We also need to understand some real world scenarios such as:

How are the customers currently using our product.
Which decisions are made at service management level and which at workgroup level.
Which job roles in the customer’s organization were the admins in our product. The general understanding was that service management admins were someone managing the overall IT security of the company, people such as chief security officers or chief technology officers. Workgroup admins could be either engineering directors or managers or someone from the company’s build room.

We also needed some quantifiable data to ensure the changes in the UI were worth the effort of our engineering team. For example:

How often signing services were configured and modified.
How often new workgroups were created or edited.
How often do different sizes of companies perform code signing.
What types of applications were signed and what was the volume for each of them.
How often did users need access to multiple workgroups and signing services.

In the end, the questionnaire had 50 questions depending on the responses to the initial questions.
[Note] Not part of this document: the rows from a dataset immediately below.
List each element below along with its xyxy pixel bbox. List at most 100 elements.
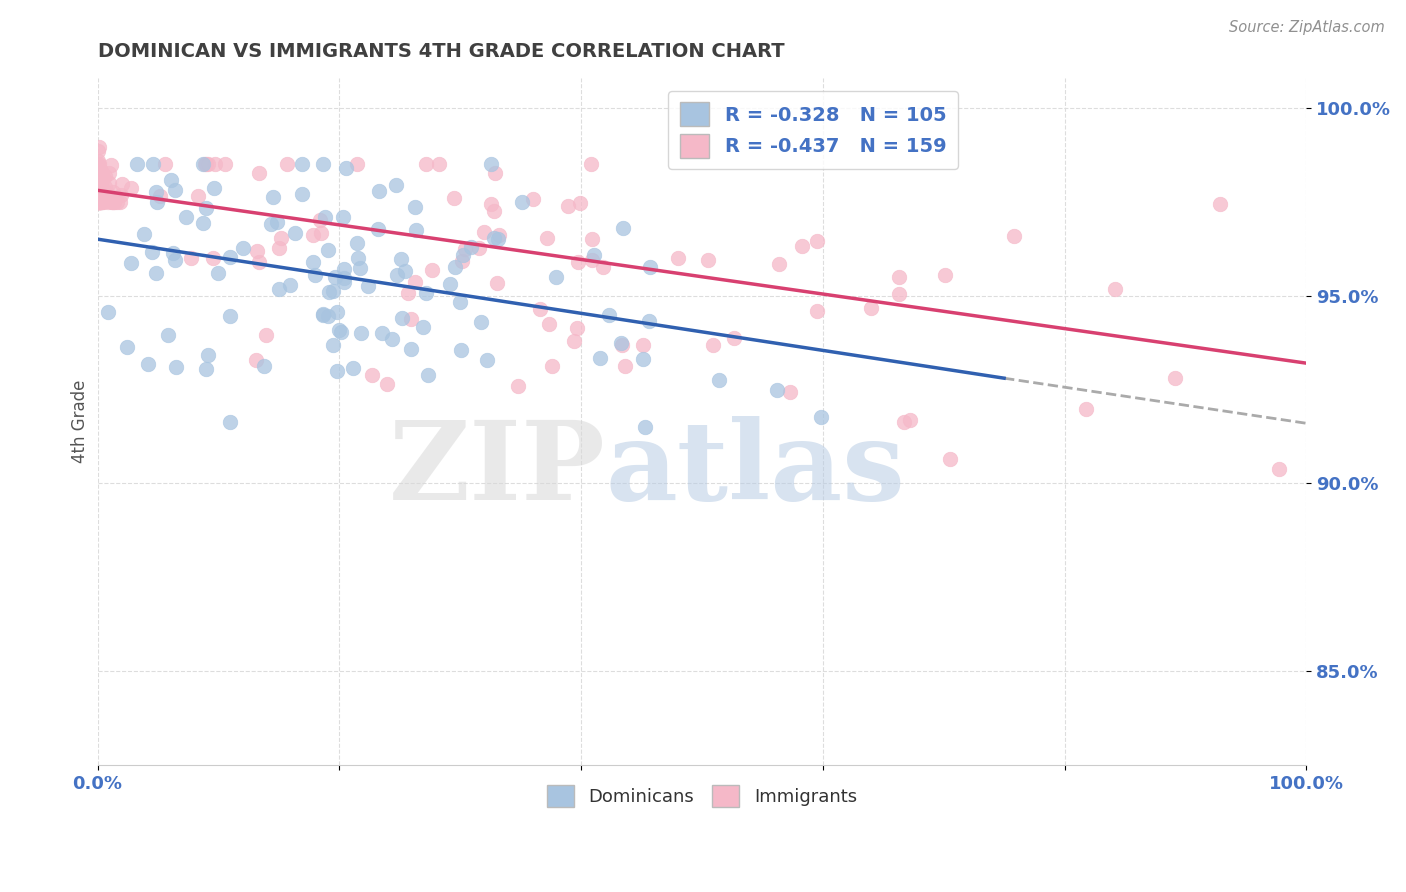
Point [451,253,474,268]
Point [87,194,110,209]
Point [564,334,586,348]
Point [934,268,956,283]
Point [460,239,482,253]
Point [541,359,564,374]
Point [581,157,603,171]
Point [120,256,142,270]
Point [790,238,813,252]
Point [193,157,215,171]
Point [375,376,398,391]
Point [633,352,655,367]
Point [207,266,229,280]
Point [90,190,112,204]
Point [246,244,269,258]
Point [87,194,110,209]
Point [187,189,209,203]
Point [439,277,461,291]
Point [89,178,111,193]
Point [479,157,502,171]
Point [291,186,314,201]
Y-axis label: 4th Grade: 4th Grade [72,380,89,463]
Point [311,308,333,322]
Point [592,260,614,274]
Point [309,213,332,227]
Point [346,235,368,250]
Point [887,287,910,301]
Point [333,270,356,285]
Point [194,157,217,171]
Point [567,255,589,269]
Point [202,181,225,195]
Point [488,228,510,243]
Point [86,194,108,209]
Point [634,419,657,434]
Point [368,184,391,198]
Point [89,194,111,209]
Point [245,353,267,368]
Point [278,278,301,293]
Point [87,178,110,192]
Point [202,252,225,266]
Point [89,162,111,177]
Point [180,251,202,265]
Point [451,248,474,262]
Point [87,177,110,191]
Point [582,248,605,262]
Point [482,203,505,218]
Point [506,379,529,393]
Point [329,325,352,339]
Point [204,157,226,171]
Point [91,185,114,199]
Point [111,178,134,192]
Point [610,338,633,352]
Point [939,452,962,467]
Point [91,172,114,186]
Point [385,268,408,282]
Point [89,194,111,209]
Point [89,194,111,209]
Point [87,156,110,170]
Point [415,286,437,301]
Point [97,166,120,180]
Point [149,189,172,203]
Point [90,187,112,202]
Point [381,332,404,346]
Point [589,351,612,366]
Point [316,309,339,323]
Point [89,180,111,194]
Point [326,364,349,378]
Point [399,312,422,326]
Point [103,194,125,209]
Point [696,252,718,267]
Point [479,197,502,211]
Point [197,348,219,362]
Point [404,275,426,289]
Point [89,169,111,184]
Point [454,242,477,256]
Point [87,194,110,209]
Point [86,186,108,200]
Point [356,279,378,293]
Point [259,218,281,232]
Point [219,309,242,323]
Point [91,193,114,207]
Point [401,342,423,356]
Point [361,368,384,382]
Point [89,194,111,209]
Point [598,308,620,322]
Point [195,201,218,215]
Point [138,357,160,371]
Point [105,194,128,209]
Point [90,187,112,202]
Point [87,186,110,200]
Point [522,192,544,206]
Point [97,188,120,202]
Point [87,144,110,158]
Point [544,270,567,285]
Legend: Dominicans, Immigrants: Dominicans, Immigrants [540,778,865,814]
Point [702,338,724,352]
Point [638,260,661,274]
Point [253,359,276,374]
Point [328,323,350,337]
Point [612,221,634,235]
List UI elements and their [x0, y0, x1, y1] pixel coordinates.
Once my questionnaire was ready, the UX research team created an interview script. They got both service management and workgroup admins from different size companies to volunteer for 50 minute sessions each.

Step 3: Study the survey findings.

When the survey results finally came in, they matched our understanding of the user expectations to a high degree. The key things that we learnt were:

Users hated having to log in to each workgroup separately.
Users wanted to manage all users under one account instead of having them as separate entities across the service management account and each workgroup.
Onboarding new workgroups should be possible from the UI and customers shouldn’t have to contact PMs.
Workgroup admins were technically advanced and had the abilities to configure signing services. However, the decision making on configurations rests with separate security departments which set up the corporate security policies. Some customers still want Symantec to provide pre-configured services and set the industry standards.
Customers need a way to control the number of signings in a workgroup.
We were also able to get a distinction between the responsibilities that customers expected at service management level vs. workgroup level.
We were able to identify which roles in the organizations were best suited for administering the account at both super admin and workgroup levels.

Step 4: Work with my designer to create UX stories, task flows, and wireframes for UI improvement ideas.

After having our ideas validated by customers, my designer and I set out on exploring the new platform to which we wanted our product to move. The new platform is now the authentication and certificate issuance engine for all our modern products.

We needed to understand how the system functions so that we understood the end to end flows for the new UX.

Once we had a good understanding, we created an end-to end workflow of the customer onboarding process. We listed out the activities performed by each player in the process, namely:

Sales rep
Customer contact
Operations team
Authentication team

User onboarding flow

Next, we created flows for each proposed improvement. For example:

First time flow
Account configuration
Adding workgroups
Adding users
Setting up signing services, from scratch and also by using pre-configured templates.
Follow up tasks for modifying items in the account, like editing user roles, editing signing services, etc.

Creating a signing service

After we had the user stories and flows approved, we set out on creating the mocks. The mocks were created by my designer, while I kept providing technical and business context inputs regarding the implementation and real life scenarios.

Following are some wireframe samples.

1/3

1/4

1/5

Result

As of today our proposals have been approved by the PM and added to the product backlog.

However, due to the acquisition by DigiCert, Inc., this project has been put on hold until all products move to DigiCert’s own authentication and certificate issuance engines.